The Company has elected to utilize the “with-and-without approach” regarding ordering of windfall tax benefits to determine whether the windfall tax benefit has reduced taxes payable. Under this approach, the windfall tax benefits would be recognized in additional paid in capital only if an incremental tax benefit is realized after considering all other tax benefits presently available to the Company. The deductions related to the exercise and vesting of equity-based incentive awards during the periods presented are, in general, available to offset taxable income on Acacia’s consolidated tax returns. Accordingly, the excess tax benefit related to the exercise and vesting of equity-based incentive awards for the periods presented was credited to additional paid-in capital, not taxes payable. For the years ended December 31, 2016, 2015 and 2014, the Company incurred approximately $1,319,000, $1,917,000 and $2,713,000, respectively, of net short falls from the exercise and vesting of equity-based incentive awards, of which $1,319,000, $1,917,000 and $2,713,000, respectively, was recorded against its additional paid-in capital, subject to a full valuation allowance, with no impact to the income statement.
  
Acacia is subject to taxation in the U.S. and in various state jurisdictions and incurs foreign tax withholdings on revenue agreements with licensees in certain foreign jurisdictions. With no material exceptions, Acacia is no longer subject to U.S. federal or state examinations by tax authorities for years before 2001. The California Franchise Tax Board is auditing the 2011 and 2012 California combined income tax returns.
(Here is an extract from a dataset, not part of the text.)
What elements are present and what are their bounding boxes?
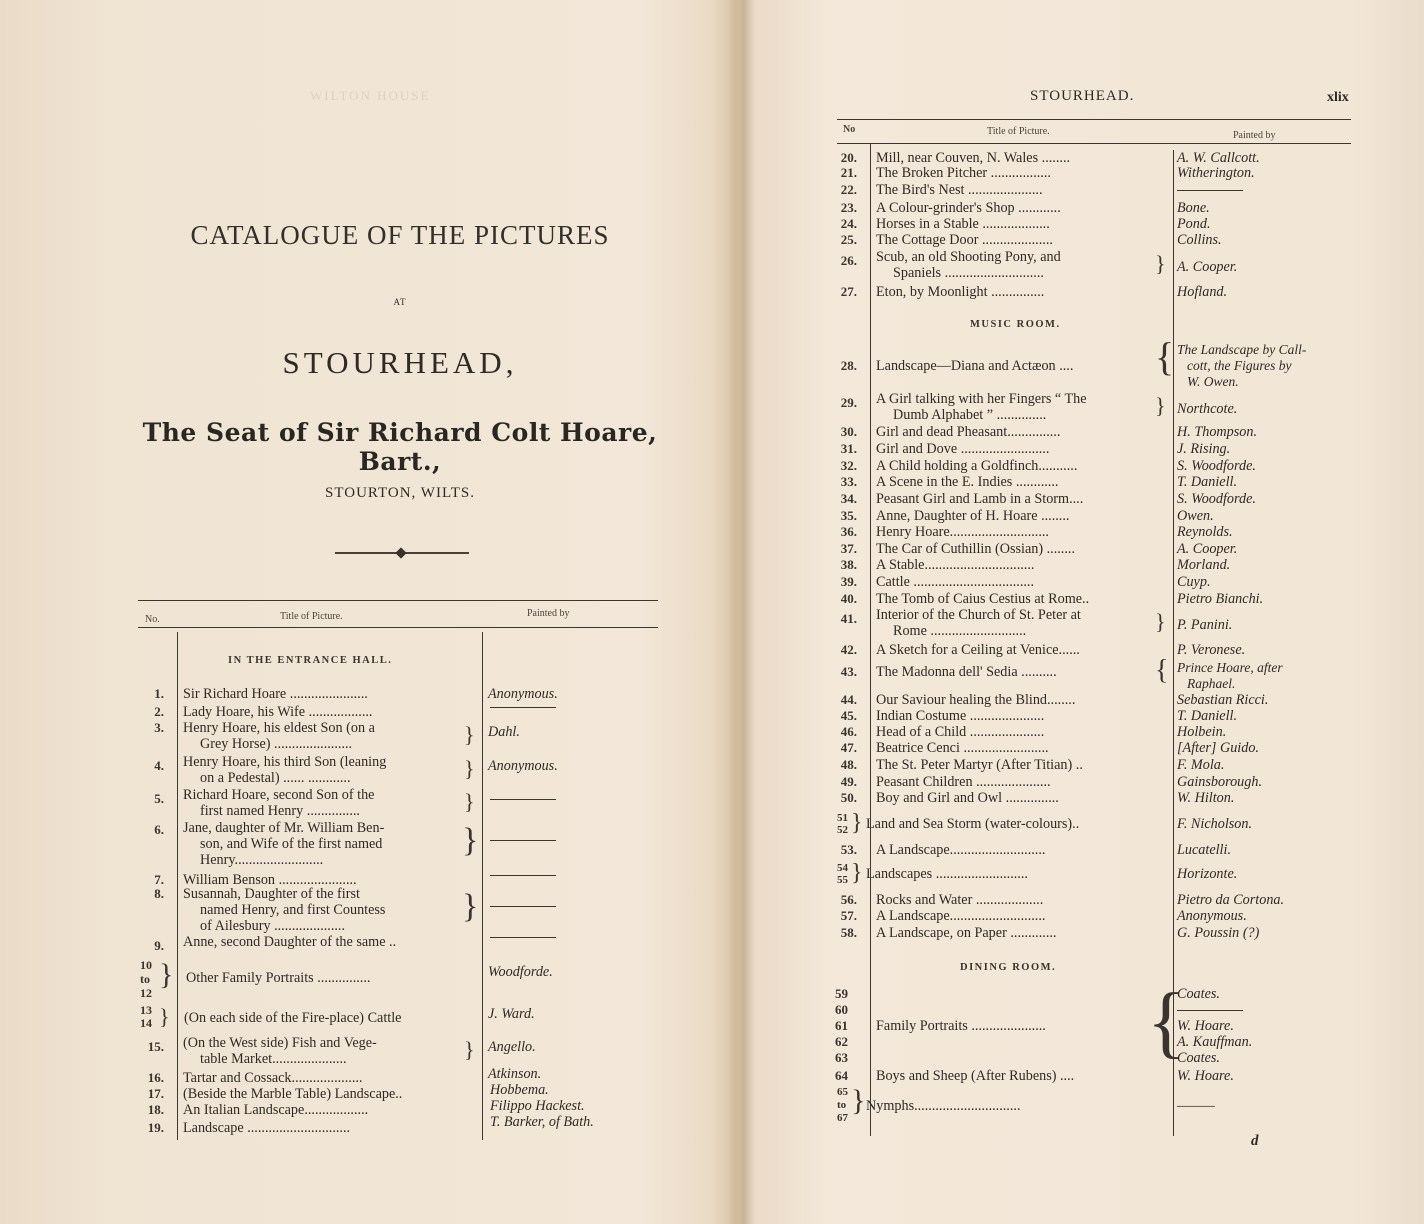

The audit is in process and no findings or adjustments have been proposed.
  
At December 31, 2016 and 2015, the Company had total unrecognized tax benefits of approximately $1,355,000 and $2,127,000, including a recorded noncurrent liability of $85,000, related to unrecognized tax benefits primarily associated with state taxes. No interest and penalties have been recorded for the unrecognized tax benefits as of December 31, 2016. At December 31, 2016, if recognized, approximately $1,355,000, net of valuation analysis, would impact the Company’s effective tax rate. The Company does not expect that the liability for unrecognized tax benefits will change significantly within the next 12 months. The change in total unrecognized tax benefits as of December 31, 2016 was due to a lapse of the applicable statute of limitations related to an unrecognized benefit originating in a prior period.

Acacia recognizes interest and penalties with respect to unrecognized tax benefits in income tax expense. Acacia has identified no uncertain tax position for which it is reasonably possible that the total amount of unrecognized tax benefits will significantly increase or decrease within 12 months.